In 2016, Miller co-piloted an honor flight to Hawaii for a group of veterans commemorating the 75th anniversary of the attack.

“When I flew the flight, some of [the veterans] had not been back for 75 years,” Miller said. “This was the first time they’d ever been back, so it was really emotional.”

“A lot of them knew that it would be their last trip, and so it was all about closure and commemorating those who were lost,” she said.

Years later, a conversation she had with a Navy diver she met at the Pearl Harbor National Memorial continues to stick with her, illustrating the site’s continued significance in the lives of WWII veterans. 

On the day of the event, the diver had interred ashes of a veteran who served on the USS Arizona inside the remains of the bomb-ravaged ship hull that became the final resting place for 1,177 crewmen killed during the attack. Those who served on the ship may elect to have their remains interred with their fellow crew when they die.

“He said that he takes the urn and goes into the ship,” without a specific target for where to place it, Miller said. “He said, ‘the ship will let me know when she’s ready to take her sailor back.'”

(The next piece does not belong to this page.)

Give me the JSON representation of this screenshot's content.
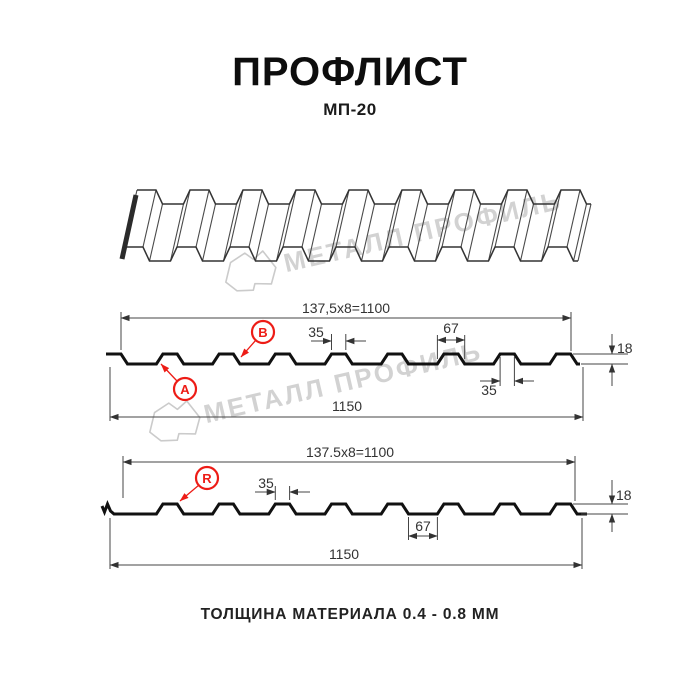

Eighty years later, the nation continues to remember those whose lives were irrevocably shaped by war.

“The ranks of Pearl Harbor survivors grow thinner with each passing year,” Secretary of Defense Lloyd Austin said Tuesday. “But the memory of their heroism—and our gratitude—still shine bright. They were among the first of the Greatest Generation to taste combat, to know war. And they answered that call to duty with exceptional skill and fortitude.”